If you think its that good the prison service is recruiting at the moment , could be your big chance to make your fortune.
@Sean Conway: Prison Staff know there are risks involved in doing the Job. But those risks should be minimised as much as possible. And keeping an accurate record of All incidents where violence has been used against staff is part and parcel of that process.
It is the Prison Officers on the floor that are the ones have to place their own safety at risk to protect others.
And it is the Job of those in charge to enable the staff to work in an environment where there is zero tolerance to Any act of violence towards them.
@Ray Farrell: The same thing that makes you do your job, that is if you have one. And if you do I hope your not going into a job every day where your putting yourself in danger. Just be glad that you can sleep nice and cosy in your bed at night deep in the knowledge that there are men in women in this country putting their personal safety at risk so you can stay like that.
@Sean Conway: well paid? I wouldn’t lift a finger for that kind of money. Completely underpaid dangerous job should be paid double, especially for the people in the front line, the pencil pushers not so much though!
Anyway, ludicrous statement Sean!
I worked as a corrections officer in North America for a while. I never had a problem. If you act the bol**ks and don’t treat inmates with simple respect and dignity, if you throw your weight around simply because you can, if you act like you’re something special because you wear uniform instead, then you will end up getting a hammering. I never read a prisoner’s file or asked why they lost their liberty and made no secret of the fact. I just treated the guys how I like to be treated. That’s not to say if they were breaking the rules that I wouldn’t deal with them. They recognised that and I was always fair and straight with them. I had more problems with chronic staff than I ever had with any inmate.
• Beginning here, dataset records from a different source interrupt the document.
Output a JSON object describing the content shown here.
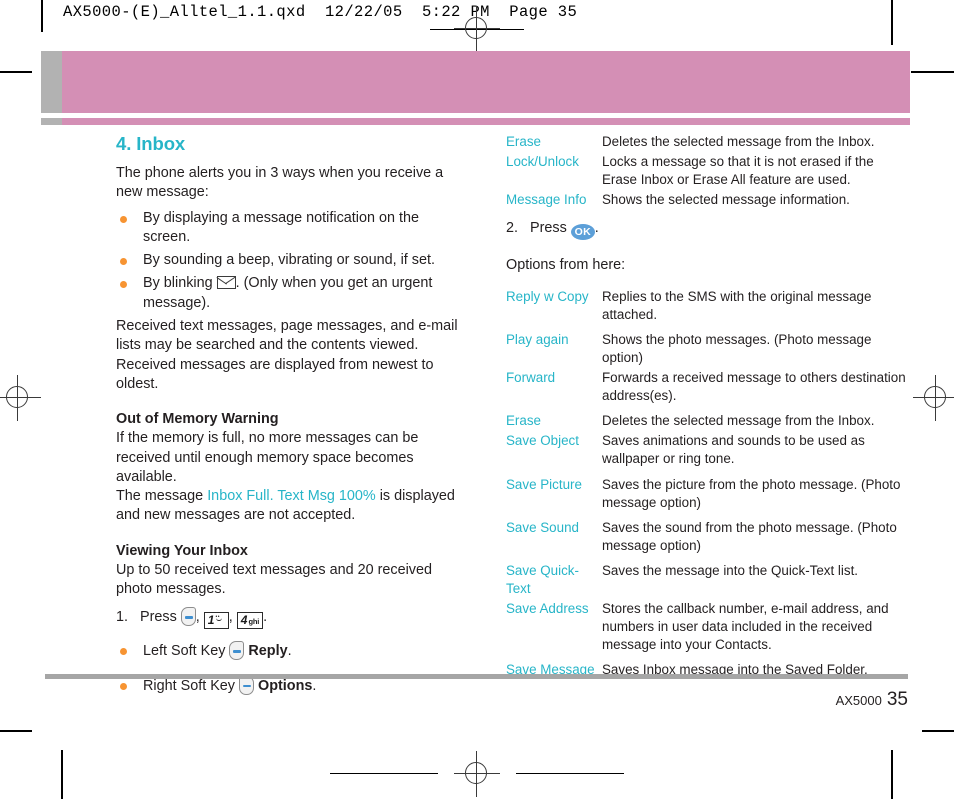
{
  "prepress": {
    "header_line": "AX5000-(E)_Alltel_1.1.qxd  12/22/05  5:22 PM  Page 35"
  },
  "colors": {
    "heading_teal": "#27b5c8",
    "bullet_orange": "#f79432",
    "banner_pink": "#d48fb5",
    "tab_gray": "#b2b2b2",
    "ok_blue": "#5c9fd8",
    "body_text": "#231f20"
  },
  "left_column": {
    "section_title": "4. Inbox",
    "intro": "The phone alerts you in 3 ways when you receive a new message:",
    "alert_bullets": [
      {
        "text_before": "By displaying a message notification on the screen.",
        "icon": null,
        "text_after": ""
      },
      {
        "text_before": "By sounding a beep, vibrating or sound, if set.",
        "icon": null,
        "text_after": ""
      },
      {
        "text_before": "By blinking ",
        "icon": "envelope-icon",
        "text_after": ". (Only when you get an urgent message)."
      }
    ],
    "received_paragraph": "Received text messages, page messages, and e-mail lists may be searched and the contents viewed. Received messages are displayed from newest to oldest.",
    "out_of_memory": {
      "heading": "Out of Memory Warning",
      "line1": "If the memory is full, no more messages can be received until enough memory space becomes available.",
      "line2_before": "The message ",
      "line2_highlight": "Inbox Full. Text Msg 100%",
      "line2_after": " is displayed and new messages are not accepted."
    },
    "viewing_inbox": {
      "heading": "Viewing Your Inbox",
      "capacity": "Up to 50 received text messages and 20 received photo messages.",
      "step_number": "1.",
      "step_label": "Press",
      "keys": [
        {
          "type": "softkey",
          "name": "left-soft-key-icon"
        },
        {
          "type": "numkey",
          "digit": "1",
          "letters": ""
        },
        {
          "type": "numkey",
          "digit": "4",
          "letters": "ghi"
        }
      ],
      "softkey_bullets": [
        {
          "label": "Left Soft Key",
          "icon": "left-soft-key-icon",
          "action": "Reply",
          "suffix": "."
        },
        {
          "label": "Right Soft Key",
          "icon": "right-soft-key-icon",
          "action": "Options",
          "suffix": "."
        }
      ]
    }
  },
  "right_column": {
    "top_options": [
      {
        "term": "Erase",
        "desc": "Deletes the selected message from the Inbox."
      },
      {
        "term": "Lock/Unlock",
        "desc": "Locks a message so that it is not erased if the Erase Inbox or Erase All feature are used."
      },
      {
        "term": "Message Info",
        "desc": "Shows the selected message information."
      }
    ],
    "step_two": {
      "number": "2.",
      "label": "Press",
      "key_icon": "ok-key-icon",
      "key_label": "OK",
      "suffix": "."
    },
    "options_heading": "Options from here:",
    "options": [
      {
        "term": "Reply w Copy",
        "desc": "Replies to the SMS with the original message attached."
      },
      {
        "term": "Play again",
        "desc": "Shows the photo messages. (Photo message option)"
      },
      {
        "term": "Forward",
        "desc": "Forwards a received message to others destination address(es)."
      },
      {
        "term": "Erase",
        "desc": "Deletes the selected message from the Inbox."
      },
      {
        "term": "Save Object",
        "desc": "Saves animations and sounds to be used as wallpaper or ring tone."
      },
      {
        "term": "Save Picture",
        "desc": "Saves the picture from the photo message. (Photo message option)"
      },
      {
        "term": "Save Sound",
        "desc": "Saves the sound from the photo message. (Photo message option)"
      },
      {
        "term": "Save Quick-Text",
        "desc": "Saves the message into the Quick-Text list."
      },
      {
        "term": "Save Address",
        "desc": "Stores the callback number, e-mail address, and numbers in user data included in the received message into your Contacts."
      },
      {
        "term": "Save Message",
        "desc": "Saves Inbox message into the Saved Folder."
      }
    ]
  },
  "footer": {
    "model": "AX5000",
    "page_number": "35"
  }
}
@Niall Sheridan: The difference between the US System and ours in how those involved in violence towards staff are treated. Assault an officer over there and you are likely to get pepper sprayed at a minimum, tazed or in extreme cases shot. The Irish Prison System has no such protocols.
@Greg Mumble: Because in Ireland Pepper Spray and Tazers are considered as Firearms under the Law and Prison staff have not been issued with either. Even the issue of Asp Batons are only issued to Staff on external duties such as Prisoner escorts, they are not currently issued to Staff on internal duties.
@Greg Mumble: They are not allowed the use of tazers in prisons here in case you tazer somebody and its triggers a reaction to their heart. That would be terrible.